I love this cheeky grin. This summer, I feel like I have watched baby Scarlett turn into little girl Scarlett.
The Pear Tree
We have the most amazing pear tree growing in our back yard. I get real pleasure looking at this tree that we planted, only three years ago, in a yard that had nothing (and I mean NOTHING) in it. Not only has this tree tripled in size but it has fruit for the first time! This in EDMONTON! Truly amazing. This painting pays homage to our pear tree. The fruit hasn’t really made it to this size but one can dream.
Every Girl Needs A Big Hat
This is Scarlett looking less like a baby and more like a girl with attitude!
This is an original mixed media ACEO on 100% rag paper.
The Orange Peeler 2
This is an original mixed media piece on 100% rag paper.
I had this little painting taped down for ages. I needed the the drawing board so I decided to finish it and I am glad I did. Poor little neglected painting.
This painting is of Scarlett peeling oranges. I have done several versions of this subject and am working on a large canvas of 5 Scarletts peeling oranges in a row. I call it The Orange Peelers or The Orange Peeler Factory. It all started when I discovered that by giving Scarlett a bowl of tiny oranges to peel I could buy myself at least 20 – 30 minutes of free time. This was an event to remember and to even document! HA!
Girl With Fox
This is a 11.5″ x15.5″ mixed media painting done on 100% rag paper.
This painting kind of strays a little from what I usually paint or at least the way I paint. I used a historical photograph I found on the web as inspiration. I usually take all my own reference photographs, but I just found this photograph so intriguing. Who is this girl holding a fox? It just looks like something from an old fairy tale. I had it pinned on my wall for the longest time and just had to paint it.
Another Still Moment
I did this ACEO today of Scarlett. It is another study of a moment when my two year old was unusually still and contemplative. A moment to celebrate.
PRETEND- Illustration Friday -Looking For Fairies Amongst The Flowers
I was looking for fairies in the Garden
I left a little cottage teapot for them
So that they could set up house
Perhaps they would prefer to sleep within the flowers
If I were a fairy I’d live amongst the poppies
Their big papery petals would be my walls
and close by I would have lupins and foxgloves and hollyhocks too
Their lovely fragrance would surround me as I
drift
off
to
sleep
Another Circus Girl Painting…
This is a new Circus Girl painting that I just finished today. It is a mixed media piece on a 4″x8″ profile (3″deep) canvas.
A Still Moment
This is a painting that I just completed of Scarlett sitting at the dining room table. She is so still and at peace, not at all like her normal two year old self. There was just a beautiful stillness at that moment that I wanted to try to capture.
Wishing
There is nothing wrong with a little wish now and then. There is the star wish, the fountain wish, the birthday wish and of course, we can’t forget the wishbone wish. I’ve wished for plenty of things in my life. The only problem with wishing is that we are always to the future, which kind of implies that we aren’t enjoying the right now. I think that my next wish will be that I don’t wish anymore because I am just enjoying right now too much to even care.

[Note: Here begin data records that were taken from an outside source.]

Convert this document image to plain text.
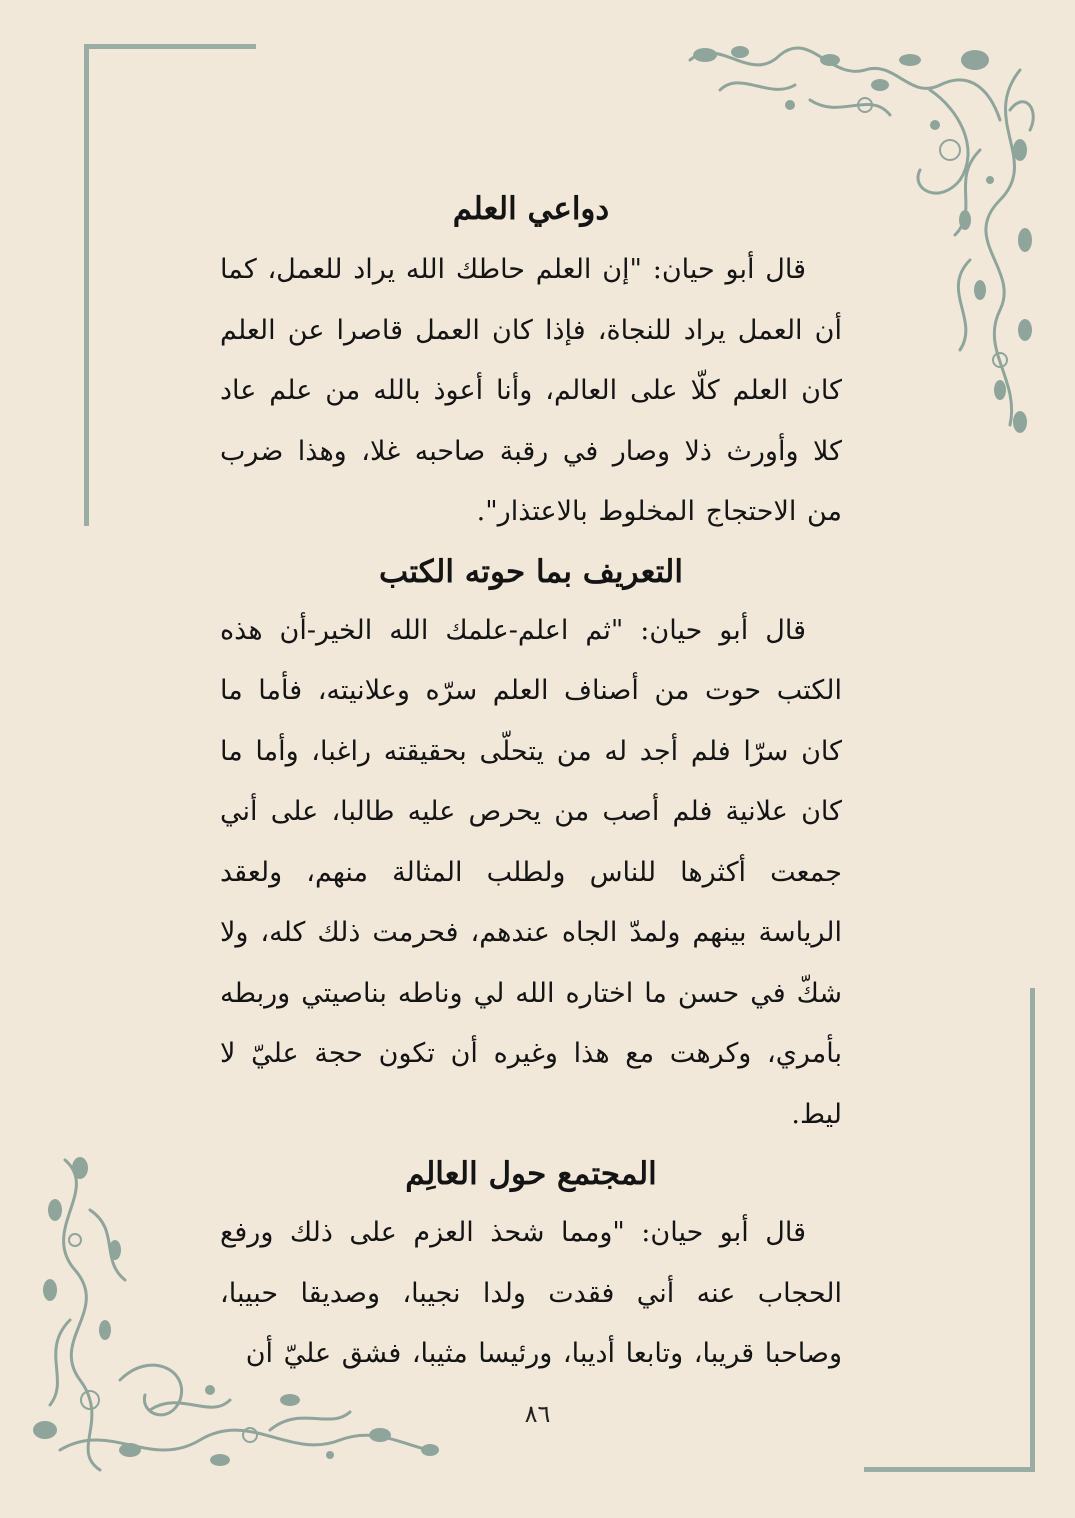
دواعي العلم

قال أبو حيان: "إن العلم حاطك الله يراد للعمل، كما أن العمل يراد للنجاة، فإذا كان العمل قاصرا عن العلم كان العلم كلّا على العالم، وأنا أعوذ بالله من علم عاد كلا وأورث ذلا وصار في رقبة صاحبه غلا، وهذا ضرب من الاحتجاج المخلوط بالاعتذار".

التعريف بما حوته الكتب

قال أبو حيان: "ثم اعلم-علمك الله الخير-أن هذه الكتب حوت من أصناف العلم سرّه وعلانيته، فأما ما كان سرّا فلم أجد له من يتحلّى بحقيقته راغبا، وأما ما كان علانية فلم أصب من يحرص عليه طالبا، على أني جمعت أكثرها للناس ولطلب المثالة منهم، ولعقد الرياسة بينهم ولمدّ الجاه عندهم، فحرمت ذلك كله، ولا شكّ في حسن ما اختاره الله لي وناطه بناصيتي وربطه بأمري، وكرهت مع هذا وغيره أن تكون حجة عليّ لا ليط.

المجتمع حول العالِم

قال أبو حيان: "ومما شحذ العزم على ذلك ورفع الحجاب عنه أني فقدت ولدا نجيبا، وصديقا حبيبا، وصاحبا قريبا، وتابعا أديبا، ورئيسا مثيبا، فشق عليّ أن

٨٦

The Other Visual Artist That Lives In My House
So, lately I’ve been trying to paint any chance I get and sometimes, actually most of the time, that is when Scarlett is asleep and Imogen is not. This is not good for Imogen. I try to create interesting games or better yet, give her fun crafts to do while I am painting but the other day she told me I was really boring and all I did was paint. OUCH. This is not what mummy wants to hear. Especially, when mummy thought she was doing such a great job at playing along with her make believe games. This days game involved me being the Evil Queen that poisons her with the flowers we got from the dollar store and, I just need to remind you, this is while I am actually trying to paint. So, I was a little sad and I’ll admit, worried, that my painting days were numbered.
Then, something happened: she started to paint from the same reference photos that I use. I guess she figured: ‘if you can’t beat’em, join’em’
So, here is Imogen’s version of ‘Wooly Hat’ . I think that it is pretty amazing. I know I am slightly biased, and I will admit my ulterior motive is that maybe, just maybe, if she sees her art posted it will buy me more painting time. I know, not exactly Mother of the Year, but what can I say? I want to paint.
The Orange Peeler
My orange peeler.
One day I handed Scarlett a bowl of tiny oranges and was surprised to see how long it kept her busy. As I watched her I had this weird vision in my head of rows of toddlers peeling oranges. An orange peeling factory. I am still working on a large 2’x5′ canvas of six Scarletts, all peeling away. Meanwhile, I have painted two other versions of just a single Scarlett.
Anyway, all that aside, this is a great way to keep a two year old busy when you are working in the kitchen.
Circus Images Dance In My Head
Circus images are swirling around my head. This story is slowly writing it self and I am being very cautious and very attentive, trying to listen carefully to the direction it wants to go. It is an exciting process. What is going to happen next?
Art Right Now
Every child is an artist. The problem is how to remain an artist once he grows up.
Pablo Picasso
When I was a little girl I would do art any chance I could get. I loved to be creative and was always encouraged by my Mum. It was fun. I enjoyed doing it. In fact, there was nothing I liked better. It was never a chore! It was never dull.
So, what happened? When I was a teenager I romanticised about a lot of things: Marriage, children, getting older.Visions of Picasso danced in my head. Like Picasso before me, I saw my future self eating dinner and then taking my fish bones and making a clay relief. I would have a bohemian house with piles of art and reference books on the dining room table. I would paint along side of my toddler. Look at us painting together for hours at a time. I won’t go as far as to say I imagined myself wearing a striped black and white t- shirt and shorts but I will say that I was totally out of touch with reality. First of all, toddlers require constant help when they do art, and their attention span is all of oh, lets say, 15 minutes. If you are lucky. Also, I can’t stand stuff all over the place, let alone my dining room table. I need that table to feed my kids and I don’t want their grubby little fingers all over my good books! Not to mention that I don’t even like fish very much, let alone a whole fish with bones.
I guess as I got older so much stuff got in the way of the pure process of creation. I had a constant dialogue going through my brain. Is it good enough? Who will like this? Is it too commercial or illustrative? or not enough? Is the palette to cold? Too dark? Too muddy? How could I tap into the pureness of what I was doing if the whole time I was doing it my head was questioning whether I should be doing it all. I don’t know who initially put these questions in my head. College, University, people of influence all played a part. Life isn’t the way I imagined it. The fun in art definitely was no longer part of my process. I no longer felt excited to create. It was just so much pressure: to create art that everybody likes is really hard.
Now, it has come full circle and as a Mother I watch my girls create and I am inspired by them. They don’t worry about the outcome. They just enjoy the act of making something. Anything. When it is done, it is done, and they move on to the next thing. They don’t dwell on it. It is about the process not the product. Sure we all want to create art that we like, and that other people like too, but if that is all we focus on it becomes a chore and where is the fun in that? It is so nice not to be in that angst ridden part of my life. At forty, it is so great to be able to reassociate art with fun, and know I can still learn new stuff even if it is stuff I knew at the age of three.